DPRD Surabaya akhirnya turun tangan menengahi perseteruan Pemkot Surabaya dan 22 kontraktor Surabaya. Dalam waktu dekat, dewan akan memanggil kedua belah pihak untuk mencari solusi atas polemik yang mulai mengarah ke ranah hukum tersebut.
Wakil Ketua Pimpinan DPRD Surabaya, Ahmad Suyanto menandaskan dirinya sudah pernah diwaduli ke-22 kontraktor tersebut, beberapa waktu lalu. Setelah mempelajari masukan dari para kontraktor yang tergabung dalam Gapensi Surabaya tersebut, Yanto menandaskan kesalahan terletak pada Pemkot Surabaya.
‘’Saya berpendapat SDM di Dinas Cipta Karya dan Tata Ruang (DCKTR) Pemkot lemah. Mereka tidak terlalu paham seluk belum aturan lelang. Mereka tidak berpikir akibat yang dialami para kontraktor karena tidak juga dibayar,’’ kata Suyanto dikonfirmasi, Jumat (26/3).
Padahal, lanjutnya, sesuai laporan para kontraktor tersebut, mereka sudah melengkapi seluruh persyaratan terkait pencairan anggaran proyek. ‘’Saya juga tidak mengerti dengan kebijakan dinas Cipta Karya yang tetap tidak mau mencairkan anggaran proyek meski sudah 100 persen selesai pekerjaanya,’’ kata dia.
Kader PKS ini kembali mempertanyakan kualitas para pejabat dinas pimpinan Arif Darmansyah ini. Sebab, polemik ini hanya terjadi pada satu dinas ini saja. ‘’Saya heran juga. Kejadian ini hanya ada di dinas cipta karya saja. Di dinas-dinas lainnya lancar-lancar saja,’’ ujarnya.
Sementara itu, infirmasi yang diperoleh Surabaya Pagi di lapangan, keputusan Dinas Cipta Karya dan Tata Ruang tidak mencairkan anggaran milik 22 kontraktor yang totalnya mencapai Rp 26 miliar tersebut karena para kontraktor ini tidak melengkapi persyaratan pencairan, yakni dana jaminan pemeliharaan proyek.
Meski serah terima tingkat 1 (STT I) sudah dikeluarkan, belum tentu pencairan bisa dilaksanakan.
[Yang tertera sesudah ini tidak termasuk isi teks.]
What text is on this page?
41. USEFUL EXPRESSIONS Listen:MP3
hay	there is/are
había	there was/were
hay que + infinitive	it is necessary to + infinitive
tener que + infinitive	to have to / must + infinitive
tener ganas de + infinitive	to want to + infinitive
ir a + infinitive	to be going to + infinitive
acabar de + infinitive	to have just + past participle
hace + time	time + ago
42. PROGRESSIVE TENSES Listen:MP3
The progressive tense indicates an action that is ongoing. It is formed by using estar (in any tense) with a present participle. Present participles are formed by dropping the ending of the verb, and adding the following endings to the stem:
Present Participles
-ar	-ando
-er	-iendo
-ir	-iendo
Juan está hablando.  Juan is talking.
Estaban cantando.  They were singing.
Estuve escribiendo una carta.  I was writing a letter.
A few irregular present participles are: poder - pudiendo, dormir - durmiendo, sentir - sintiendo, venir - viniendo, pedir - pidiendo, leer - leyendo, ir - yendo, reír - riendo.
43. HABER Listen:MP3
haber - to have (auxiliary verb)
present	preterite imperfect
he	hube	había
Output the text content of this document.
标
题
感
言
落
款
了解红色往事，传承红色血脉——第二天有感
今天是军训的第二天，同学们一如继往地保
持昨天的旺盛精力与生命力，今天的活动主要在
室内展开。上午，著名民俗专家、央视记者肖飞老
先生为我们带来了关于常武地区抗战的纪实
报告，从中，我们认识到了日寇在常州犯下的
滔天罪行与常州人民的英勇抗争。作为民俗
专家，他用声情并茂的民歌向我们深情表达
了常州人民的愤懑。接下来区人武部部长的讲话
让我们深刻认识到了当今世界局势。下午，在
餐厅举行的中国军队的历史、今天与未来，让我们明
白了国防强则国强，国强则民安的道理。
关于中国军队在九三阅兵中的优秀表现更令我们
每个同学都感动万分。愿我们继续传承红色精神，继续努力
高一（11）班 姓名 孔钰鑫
Begitu SST I keluar, kontraktor wajib melengkapi berkas-berkas pencairan, termasuk dana jaminan pemeliharaan yang besarnya 5 persen dari nilai proyek. Karena sampai tutup tahun anggaran para kontraktor ini tidak melengkapi dana jaminan pemeliharaan, maka DCKTR tidak berani melakukan pembayaran.
Sedang Hariono, ketua Gapensi Surabaya membantah jika para kontraktor dituding tidak melengkapi dana jaminan pemeiliharaan sampai tahun anggaran 2009 tutup. ‘’Ini menyangkut uang mas. Siapa yang tidak ingin segera dibayar. Tentu para kontraktor sudah melengkapi sleuruh berkas pencairan, termasuk dana jaminan pemeliharaan itu,’’ tandasnya.
Hanya saja, pada waktu itu, tepatnya sekitar bulan Desember, Kepala DCKTR Arief Darmansyah sedang cuti karena melaksanakan ibadah haji. Dans ebagai gantinya, pejabat berwenang yang ditunjuk adalah Kepala Tata Usaha DCKTR, Aris. ‘’Tapi pak Aris tidak berani menandatangani berkas-berkas pencairan. Kami tidak tau alaannya apa,’’ kata Hariono. n
sumber : surabayapagi, 27 Maret 2010

Semoga segera terselesaikan gonjang ganjing ini dengan baik bagi semua pihak.